KEMENTERIAN LINGKUNGAN HIDUP

REPUBLIK INDONESIA

Sumber: Antara Rilis Pers

     Jakarta, 23 November 2009 (ANTARA) — Menjelang berlangsungnya pertemuan tingkat kepala negara yang membahas perubahan iklim di Kopenhagen (COP 15) pada 7-18 Desember 2009, Indonesia optimis mampu memainkan peran strategis dalam COP 15. Demikian dikatakan Menteri Negara Lingkungan Hidup Gusti Muhammad Hatta dalam konferensi pers setelah peluncuran dokumen Komunikasi Nasional (National Communication-NATCOM II) pada 23 November 2009 di Hotel Borobudur Jakarta. Hadir dalam konferensi pers Country Director UNDP Indonesia Hakan Bjorkman dan Menteri Lingkungan Hidup Norwegia Erik Solheim.

     Hatta mengatakan, dokumen Komunikasi Nasional merupakan dokumen resmi penanganan perubahan iklim di Indonesia yang akan disampaikan kepada sekretariat The United Nations Framework Convention on Climate Change (UNFCCC). Dokumen ini juga merupakan referensi dasar dan utama bagi penyusunan program dan kebijakan lebih lanjut untuk mencapai target penurunan emisi gas rumah kaca sebesar 26 persen sebagaimana telah dicanangkan oleh Presiden RI Susilo Bambang Yudhoyono di Pittsburg-Amerika Serikat, 24-25 September lalu.

     Senada dengan Hatta, Ketua Harian Dewan Nasional Perubahan Iklim (DNPI) Rachmat Witoelar mengatakan, Indonesia mempunyai kondisi psikologis yang sangat baik dalam menghadapi COP 15. Pasalnya, pada saat berlangsungnya Konferensi UNFCC di Bali (2007), Indonesia mampu memecahkan kebuntuan negoisasi yang melahirkan Bali Road Map. "Saat itu, kehadiran Presiden Yudhoyono berhasil mengatasi kebuntuan yang ada," ujar Rachmat yang berharap Presiden juga bisa hadir dalam COP 15 di Kopenhagen.

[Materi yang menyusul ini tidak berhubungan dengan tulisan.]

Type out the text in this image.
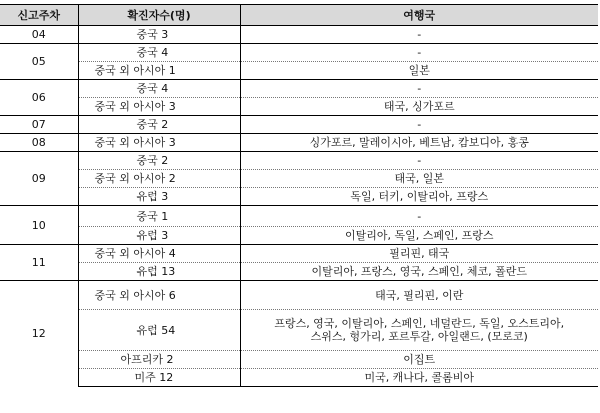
신고주차	확진자수(명)	여행국
04	중국 3	-
05	중국 4	-
	중국 외 아시아 1	일본
06	중국 4	-
	중국 외 아시아 3	태국, 싱가포르
07	중국 2	-
08	중국 외 아시아 3	싱가포르, 말레이시아, 베트남, 캄보디아, 홍콩
09	중국 2	-
	중국 외 아시아 2	태국, 일본
	유럽 3	독일, 터키, 이탈리아, 프랑스
10	중국 1	-
	유럽 3	이탈리아, 독일, 스페인, 프랑스
11	중국 외 아시아 4	필리핀, 태국
	유럽 13	이탈리아, 프랑스, 영국, 스페인, 체코, 폴란드
12	중국 외 아시아 6	태국, 필리핀, 이란
	유럽 54	프랑스, 영국, 이탈리아, 스페인, 네덜란드, 독일, 오스트리아,
스위스, 헝가리, 포르투갈, 아일랜드, (모로코)

	아프리카 2	이집트
	미주 12	미국, 캐나다, 콜롬비아
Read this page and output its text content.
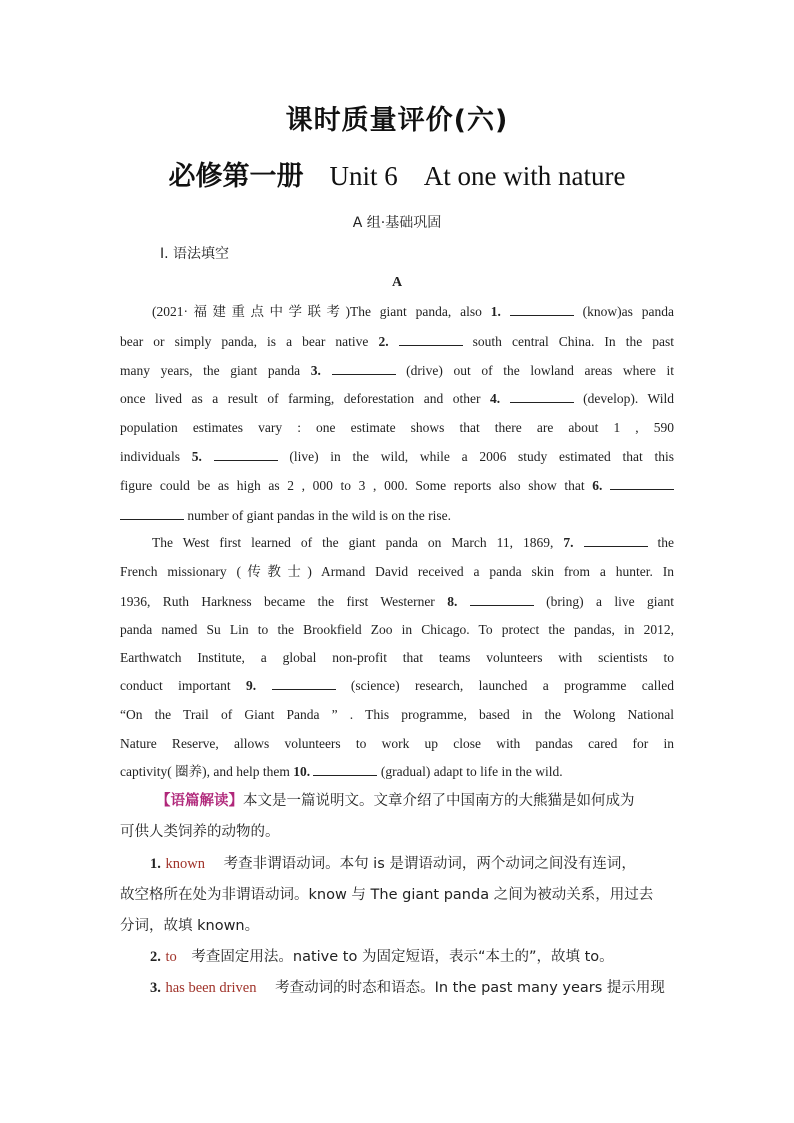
课时质量评价(六)
必修第一册 Unit 6 At one with nature
A 组·基础巩固
Ⅰ. 语法填空
A
(2021·福建重点中学联考)The giant panda, also 1.	(know)as panda
bear or simply panda, is a bear native 2.	south central China. In the past
many years, the giant panda 3.	(drive) out of the lowland areas where it
once lived as a result of farming, deforestation and other 4.	(develop). Wild
population estimates vary : one estimate shows that there are about 1 , 590
individuals 5.	(live) in the wild, while a 2006 study estimated that this
figure could be as high as 2 , 000 to 3 , 000. Some reports also show that 6.
number of giant pandas in the wild is on the rise.
The West first learned of the giant panda on March 11, 1869, 7.	the
French missionary (传教士) Armand David received a panda skin from a hunter. In
1936, Ruth Harkness became the first Westerner 8.	(bring) a live giant
panda named Su Lin to the Brookfield Zoo in Chicago. To protect the pandas, in 2012,
Earthwatch Institute, a global non-profit that teams volunteers with scientists to
conduct important 9.	(science) research, launched a programme called
“On the Trail of Giant Panda ” . This programme, based in the Wolong National
Nature Reserve, allows volunteers to work up close with pandas cared for in
captivity( 圈养), and help them 10.	(gradual) adapt to life in the wild.
【语篇解读】本文是一篇说明文。文章介绍了中国南方的大熊猫是如何成为
可供人类饲养的动物的。
1. known 考查非谓语动词。本句 is 是谓语动词，两个动词之间没有连词，
故空格所在处为非谓语动词。know 与 The giant panda 之间为被动关系，用过去
分词，故填 known。
2. to 考查固定用法。native to 为固定短语，表示“本土的”，故填 to。
3. has been driven 考查动词的时态和语态。In the past many years 提示用现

     Dalam diskusi panel tentang perubahan iklim yang merupakan rangkaian acara Dialog Nasional Perubahan Iklim, mantan Menteri Lingkungan Hidup Emil Salim berharap negara-negara berkembang termasuk Indonesia tidak boleh mengemis kepada negara-negara maju agar mereka mengurangi emisinya. Menurut Emil, negara-negara berkembang harus berupaya keras agar negara-negara maju mau menurunkan emisinya.

     Dalam penutupan acara Dialog Nasional, Deputi Bidang Peningkatan Konservasi Sumberdaya Alam dan Pengendalian Kerusakan Lingkungan KLH Masnellyarti Hilman mengatakan, Indonesia akan mempunyai posisi dan peranan strategis dalam COP 15. Untuk itu, dia berharap dukungan semua pihak agar delegasi Indonesia dapat memperjuangkan usulannya sebagaimana yang terkandung dalam dokumen Komunikasi Nasional (National Communication-NATCOM).